Avec Helsingør, château d’Hamlet, l’on retrouve la qualité du travail de la compagnie A2R compagnie-Antre de Rêves, créée en 2003, très attachée aux textes et à la transdisciplinarité. À quoi il faut ajouter l’excellence de l’interprétation et il serait injuste de ne pas citer l’intégralité des comédiens jouant en alternance : Gaël Giraudeau, Stanislas Roquette, Loïc Brabant, Roch-Antoine Albaladejo, Zazie Delem, Claire Mirande, Jean-Loup Horwitz, Dominique Bastien, Marjorie Dubus, Camille Delpech, Jérôme Ragon, Hervé Rey, Cédric Carlier, Laurent Labruyère, Thomas Gendronneau, Anthony Falkowsky, Mathias Marty, Matthieu Protin, Jacques Poix-Terrier, Michel Chalmeau. Témoin parfait de la qualité de leur jeu, ce qu’ils nous donnent à voir et à partager suscite chez nous l’envie irrépressible de revoir Hamlet.

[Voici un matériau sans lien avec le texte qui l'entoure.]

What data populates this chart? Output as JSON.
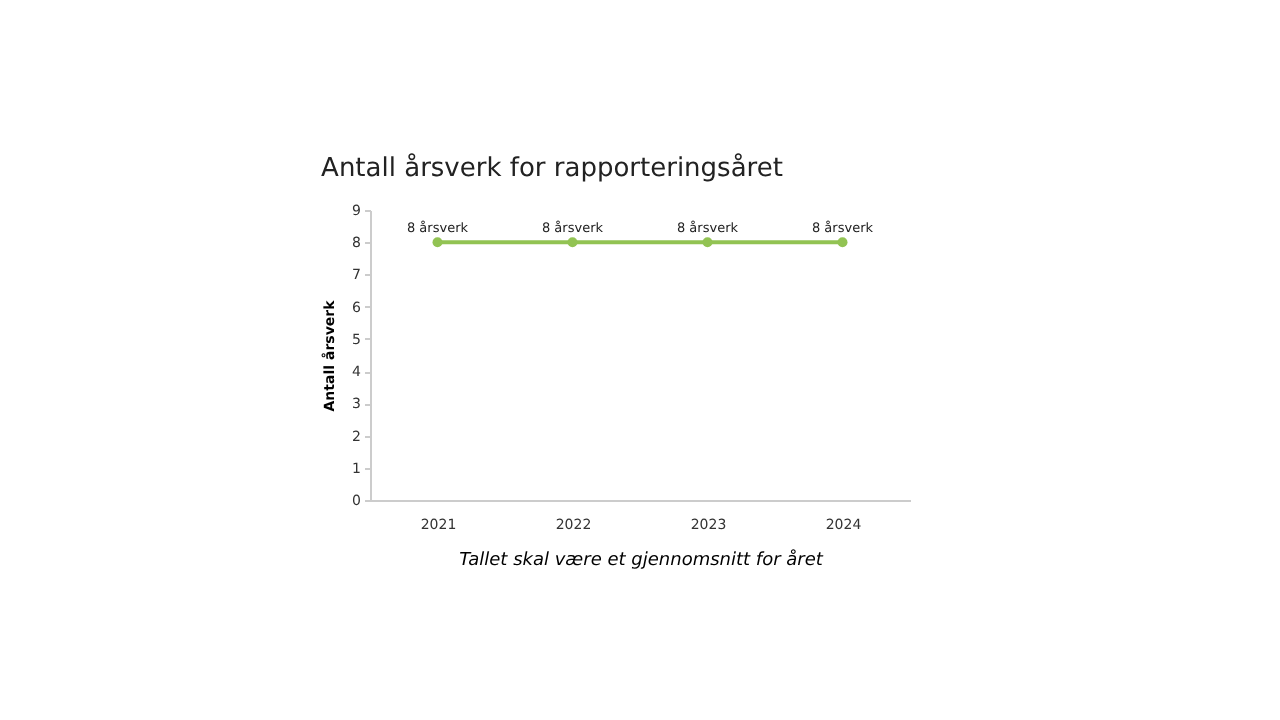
{
  "chart_data": {
    "type": "line",
    "title": "Antall årsverk for rapporteringsåret",
    "xlabel": "Tallet skal være et gjennomsnitt for året",
    "ylabel": "Antall årsverk",
    "categories": [
      "2021",
      "2022",
      "2023",
      "2024"
    ],
    "series": [
      {
        "color": "#92c353",
        "values": [
          8,
          8,
          8,
          8
        ],
        "value_labels": [
          "8 årsverk",
          "8 årsverk",
          "8 årsverk",
          "8 årsverk"
        ]
      }
    ],
    "ylim": [
      0,
      9
    ],
    "yticks": [
      0,
      1,
      2,
      3,
      4,
      5,
      6,
      7,
      8,
      9
    ],
    "grid": false,
    "marker": "circle",
    "line_style": "solid"
  }
}
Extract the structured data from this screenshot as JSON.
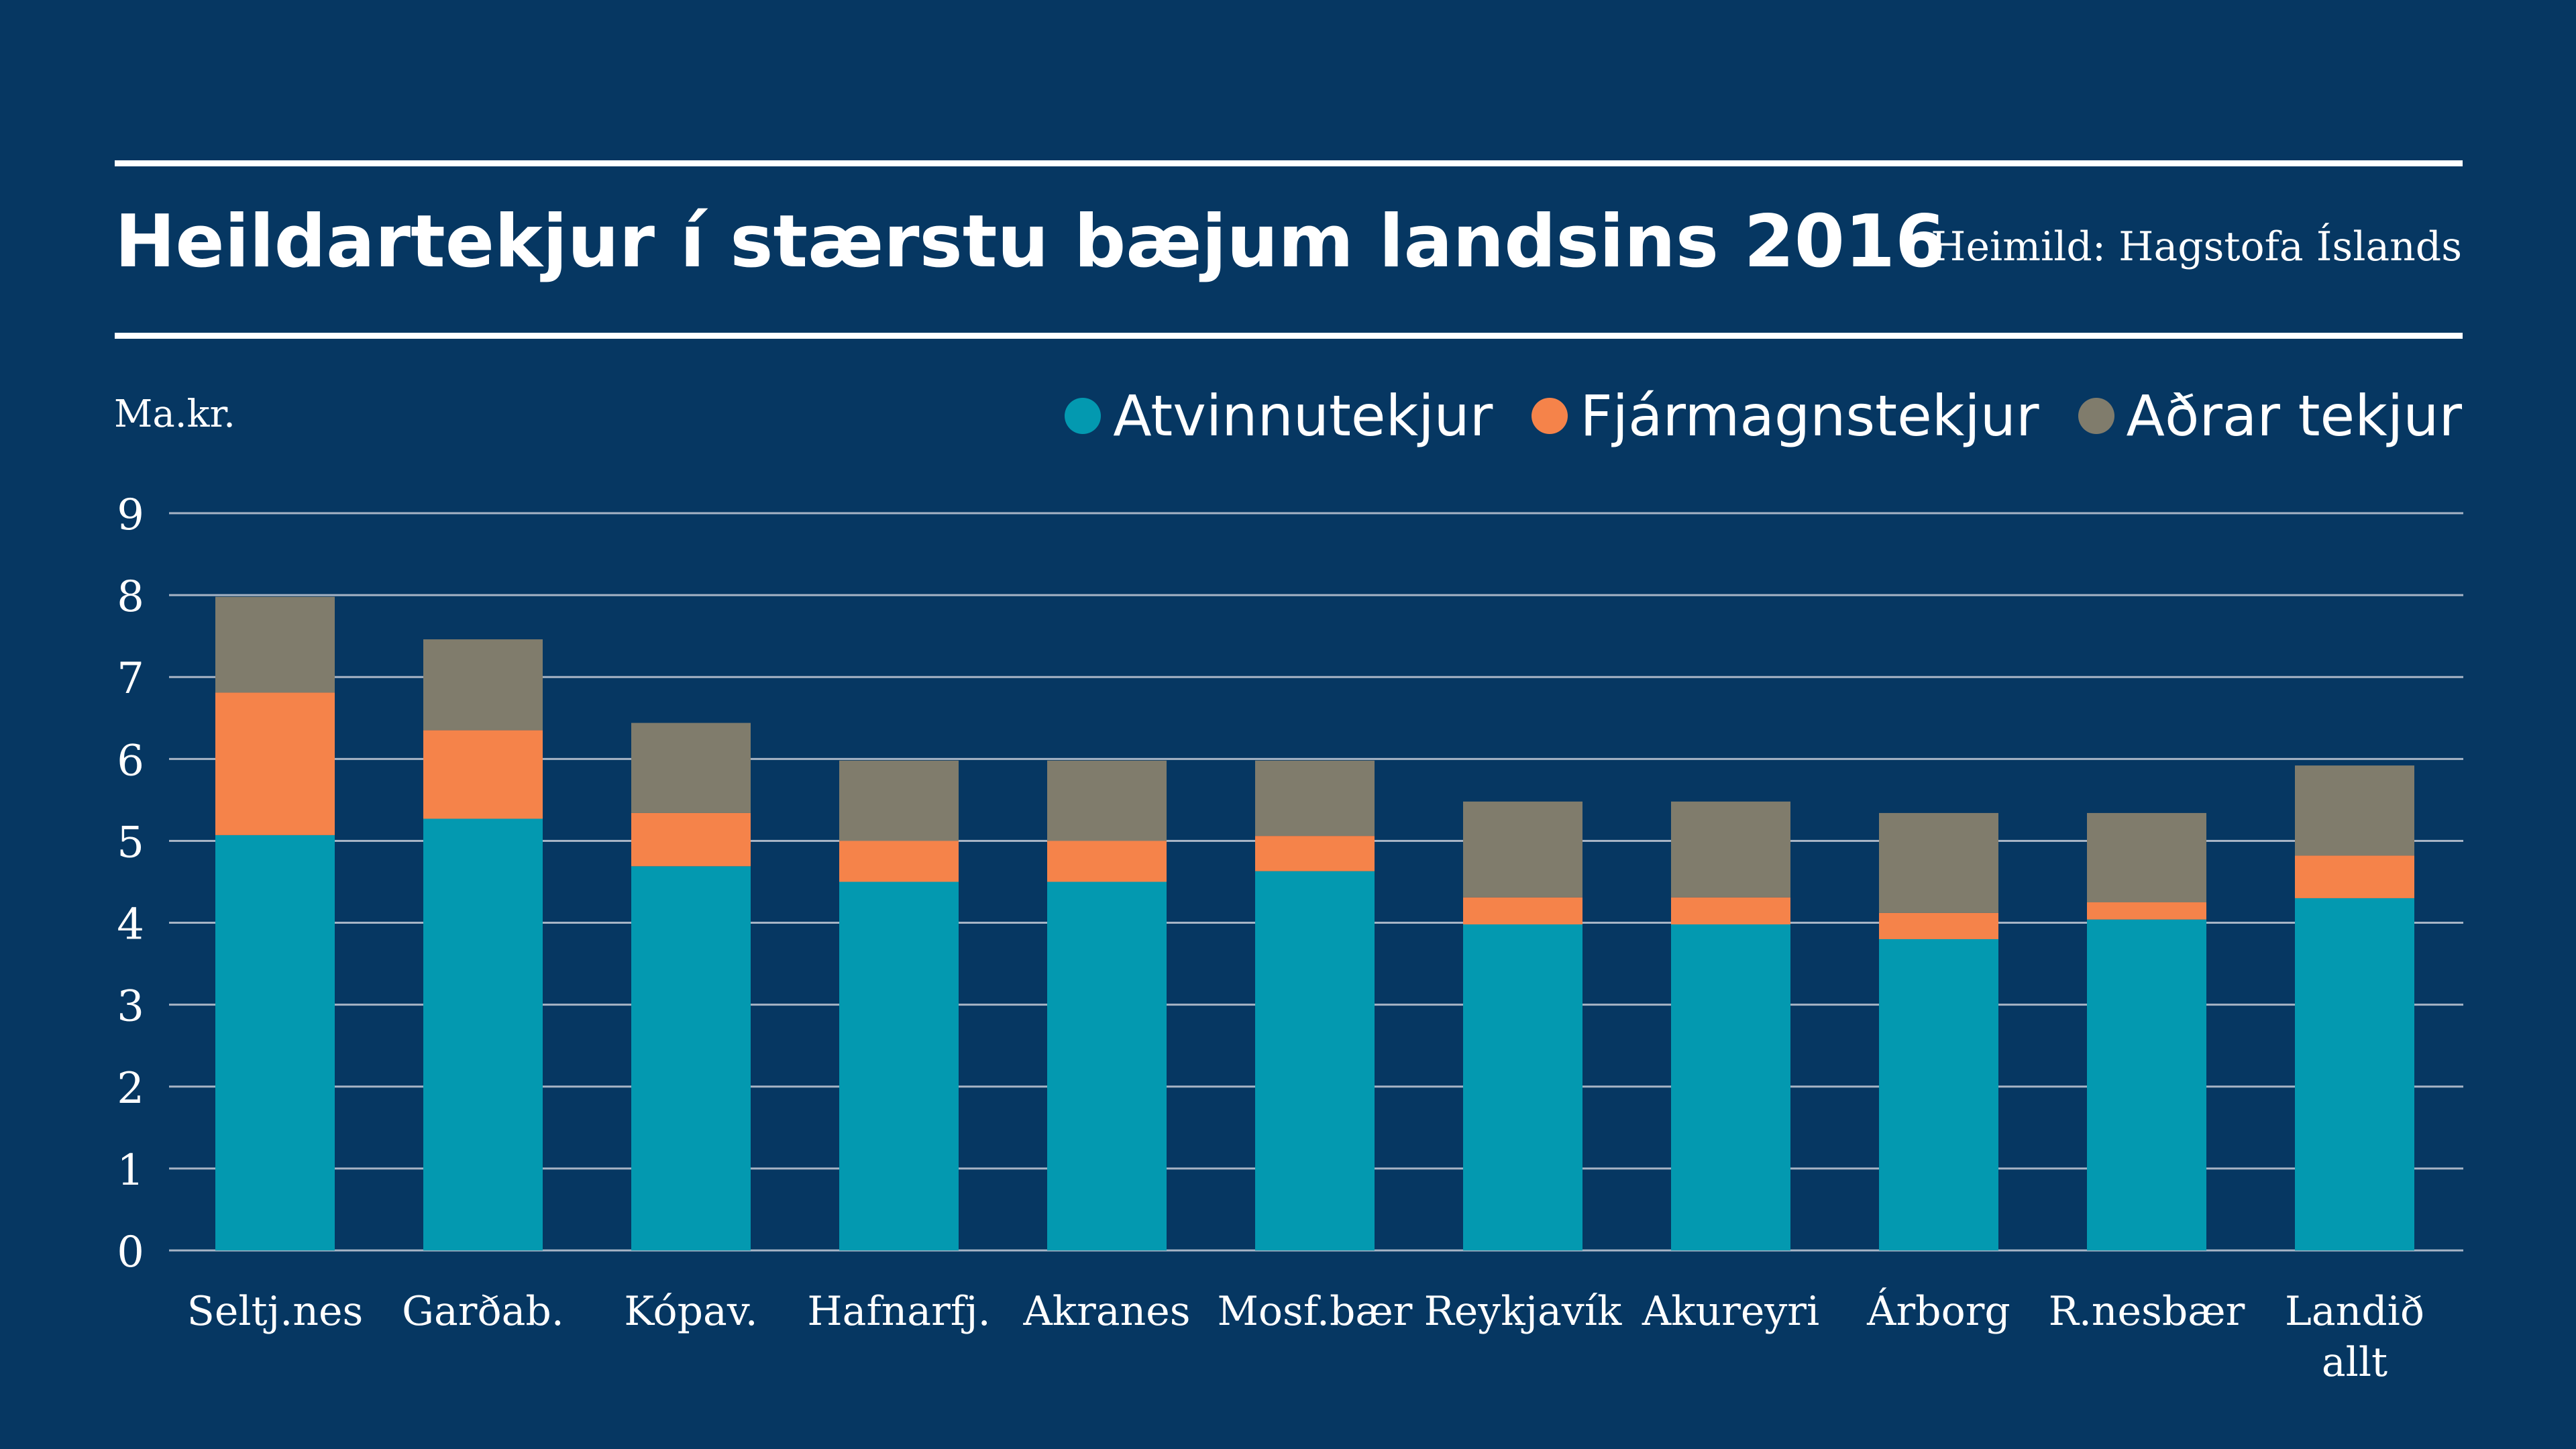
{
  "title": "Heildartekjur í stærstu bæjum landsins 2016",
  "source": "Heimild: Hagstofa Íslands",
  "colors": {
    "background": "#063762",
    "Atvinnutekjur": "#0399b0",
    "Fjármagnstekjur": "#f5834a",
    "Aðrar tekjur": "#807c6c",
    "grid": "#a7b4c5"
  },
  "chart_data": {
    "type": "bar",
    "stacked": true,
    "ylabel": "Ma.kr.",
    "ylim": [
      0,
      9
    ],
    "yticks": [
      0,
      1,
      2,
      3,
      4,
      5,
      6,
      7,
      8,
      9
    ],
    "grid": true,
    "legend_position": "top-right",
    "categories": [
      "Seltj.nes",
      "Garðab.",
      "Kópav.",
      "Hafnarfj.",
      "Akranes",
      "Mosf.bær",
      "Reykjavík",
      "Akureyri",
      "Árborg",
      "R.nesbær",
      "Landið allt"
    ],
    "series": [
      {
        "name": "Atvinnutekjur",
        "values": [
          5.07,
          5.27,
          4.69,
          4.5,
          4.5,
          4.63,
          3.98,
          3.98,
          3.8,
          4.04,
          4.3
        ]
      },
      {
        "name": "Fjármagnstekjur",
        "values": [
          1.74,
          1.08,
          0.65,
          0.5,
          0.5,
          0.43,
          0.33,
          0.33,
          0.32,
          0.21,
          0.52
        ]
      },
      {
        "name": "Aðrar tekjur",
        "values": [
          1.17,
          1.11,
          1.1,
          0.98,
          0.98,
          0.92,
          1.17,
          1.17,
          1.22,
          1.09,
          1.1
        ]
      }
    ]
  }
}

Que ce soit dans un château ou dans un théâtre.

Philippe Escalier

Château de Vincennes
1, avenue de Paris
94300 Vincennes

Tous les jeudis, vendredis, samedis et dimanches à 19 h 30
Jusqu’au 27 octobre 2019.

Durée : 1h25

Billetterie-boutique : 01 48 08 31 20 – http://www.chateau-de-vincennes.fr

INFORMATIONS IMPORTANTES

– L’entrée se fait obligatoirement entre 19 h et 19 h 40 par le 1 avenue de Paris, 94300 Vincennes.

– Toute arrivée après 19 h 40 se verra refuser l’entrée pour des questions de contrôle de sécurité.

– Le lieu ne permet malheureusement pas l’accès aux personnes à mobilité réduite

– Il est conseillé de se chausser confortablement

– Les valises, vélos, trottinettes et autres objets encombrants ne pourront pas être stockés au vestiaire, ni acceptés au spectacle.

– Les téléphones portables seront consignés à l’entrée et mis sous clef durant la durée du spectacle.